Guest editorial by Sarah Speed
Lobbying…in a time of government gridlock, it feels like the root of all evil doesn’t it? Imagine slick haired, shiny shoed salesmen stalking the halls of the legislature preying upon good intentions and campaign promises, vying for the biggest yacht, the priciest dinner, and the deepest pockets!
The truth is, a lobbyist, especially a cause lobbyist is far more likely to look more like me – slightly stressed out, wearing a mix of Ann Taylor and Target, and popping into offices for appointments that have been rescheduled a dozen times. I’m armed with fact sheets, bill analysis, and gentle reminders of goodwill generated by good bills.
Our system is complex and although special interests certainly play a serious role in gaining access to legislators, it is far from being the end of the story. In a given session, legislators may consider 2,000 bills and be asked to vote on more than 400 of them. No one could possibly get up to speed on all of the nuances of so many issues. That’s where the information I can provide about the bills and the effect they will have comes in. Many legislators have grown to depend on our expertise.
Lobbyists can build trust by providing accurate and timely information on legislative issues. A good lobbyist will take the time to get to know each legislator and provide guidance and support on tough issues. A cause lobbyist probably doesn’t have a big bank account and all of the associated perks of a large lobbying firm. A good lobbyist makes appointments, makes friends, and quietly accomplishes progress on behalf of a particular cause. That’s what makes a good lobbyist…but an even better lobbyist is YOU. That’s right, YOU. There are many types of lobbyists, some work for multiple clients, some work for just one issue or one company, but the most effective lobbyist is the citizen lobbyist.
The citizen lobbyist is someone who takes the time to educate their legislators on the issues that matter to them. The citizen lobbyist may not have every answer, but that doesn’t stand in the way of making sure their legislator knows what issues matter and why.
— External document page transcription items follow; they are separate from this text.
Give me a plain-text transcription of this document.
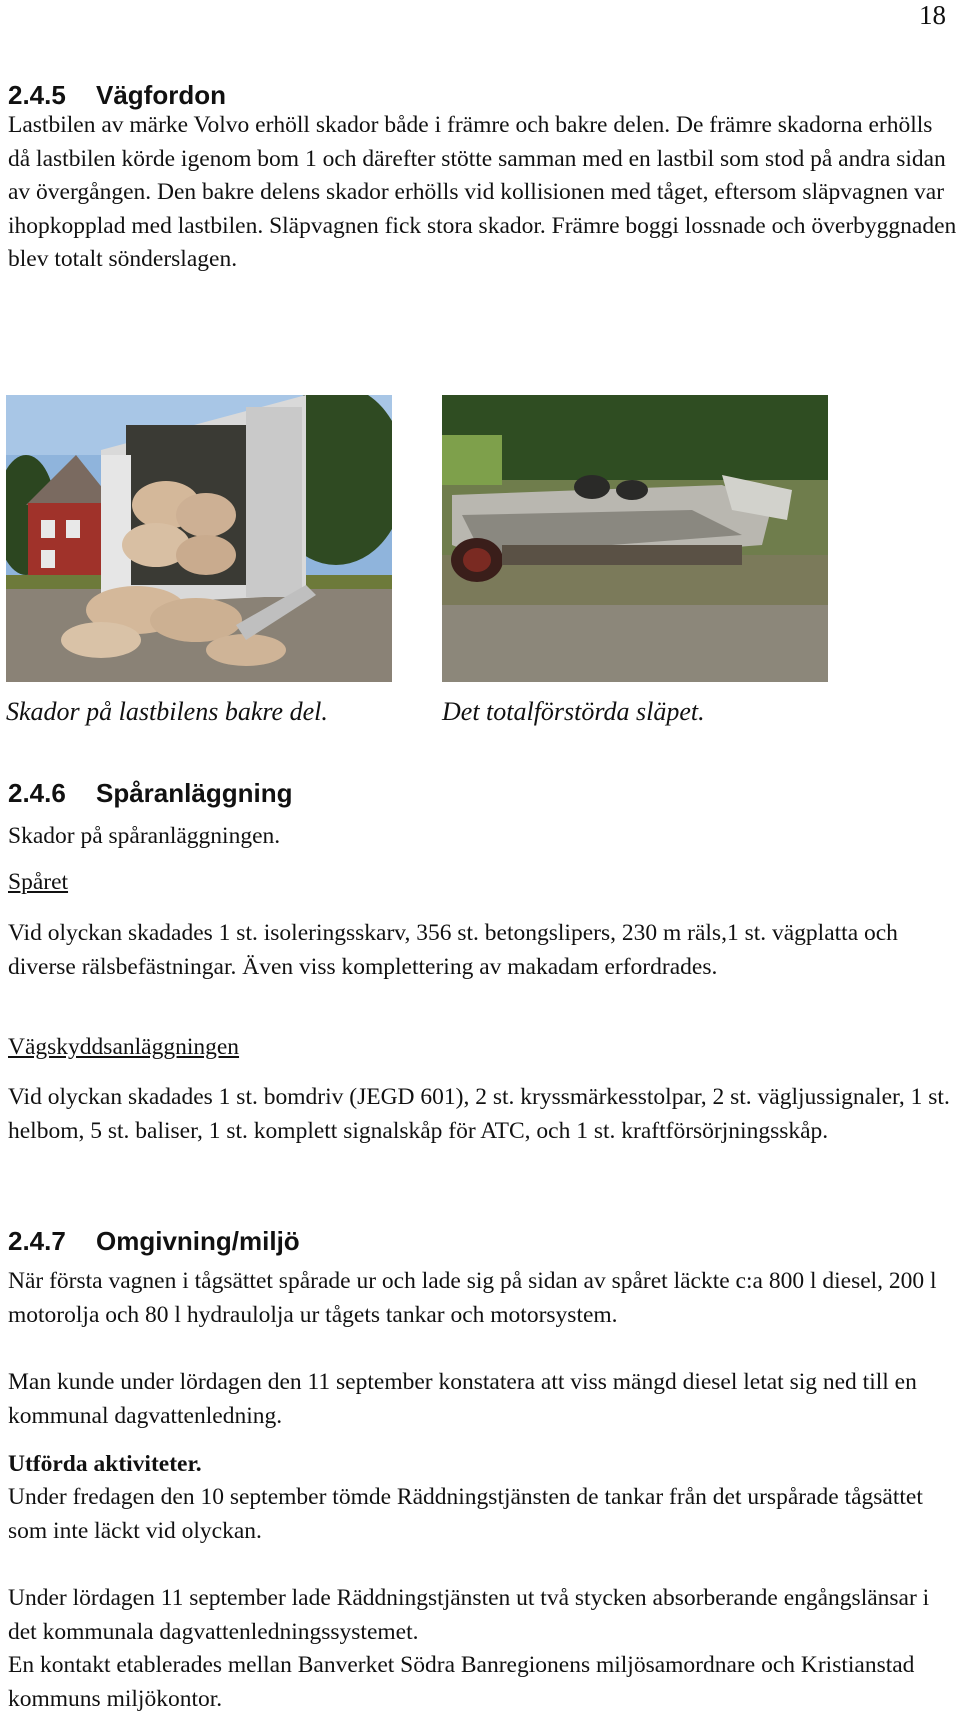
18
2.4.5 Vägfordon

Lastbilen av märke Volvo erhöll skador både i främre och bakre delen. De främre skadorna erhölls då lastbilen körde igenom bom 1 och därefter stötte samman med en lastbil som stod på andra sidan av övergången. Den bakre delens skador erhölls vid kollisionen med tåget, eftersom släpvagnen var ihopkopplad med lastbilen. Släpvagnen fick stora skador. Främre boggi lossnade och överbyggnaden blev totalt sönderslagen.

Skador på lastbilens bakre del.	Det totalförstörda släpet.
2.4.6 Spåranläggning

Skador på spåranläggningen.

Spåret

Vid olyckan skadades 1 st. isoleringsskarv, 356 st. betongslipers, 230 m räls,1 st. vägplatta och diverse rälsbefästningar. Även viss komplettering av makadam erfordrades.

Vägskyddsanläggningen

Vid olyckan skadades 1 st. bomdriv (JEGD 601), 2 st. kryssmärkesstolpar, 2 st. vägljussignaler, 1 st. helbom, 5 st. baliser, 1 st. komplett signalskåp för ATC, och 1 st. kraftförsörjningsskåp.

2.4.7 Omgivning/miljö

När första vagnen i tågsättet spårade ur och lade sig på sidan av spåret läckte c:a 800 l diesel, 200 l motorolja och 80 l hydraulolja ur tågets tankar och motorsystem.

Man kunde under lördagen den 11 september konstatera att viss mängd diesel letat sig ned till en kommunal dagvattenledning.

Utförda aktiviteter.

Under fredagen den 10 september tömde Räddningstjänsten de tankar från det urspårade tågsättet som inte läckt vid olyckan.

Under lördagen 11 september lade Räddningstjänsten ut två stycken absorberande engångslänsar i det kommunala dagvattenledningssystemet.

En kontakt etablerades mellan Banverket Södra Banregionens miljösamordnare och Kristianstad kommuns miljökontor.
The citizen lobbyist doesn’t have any other agenda, doesn’t necessarily have a campaign donation, and doesn’t start out expecting much but realizes that unless they speak up, their legislator may never know how much their constituents care. Remember you, a member of the general public elected this legislator. Even if you didn’t vote for them in the last election, they are well aware that another election is always around the corner and they want to know what matters to the people who put them in office.
We can all be citizen lobbyists, each time you pick up the phone, each time you respond to a Humane PA alert, or any action alert concerning animals, each time you meet with your legislators and each time you attend a fundraiser you are one step closer to being an awesome lobbyist. You are one step closer to being someone who influences the future of animal protection and the lives of thousands of animals. I work hard as a lobbyist, I am honest and transparent, and I provide the best information available. Without you, our grassroots army, nothing would get done to protect animals. As a lobbyist, I am relying on you to contact your legislators, to bring issues that matter to your legislator’s attention and to set the stage for the importance of the information I am about to provide. Together as a team, a professional lobbyist and citizen lobbyist have the power to enact great change on behalf of animals in PA.
Sarah Speed serves as the legislative chair of the Animal Law Committee of the Pennsylvania Bar Association, board of Pennsylvania Animal Response Team, and is also the Pennsylvania State Director for the Humane Society of the United States. In that capacity, she works on a range of animal protection issues in Pennsylvania as well as lobbying the legislature on animal bills.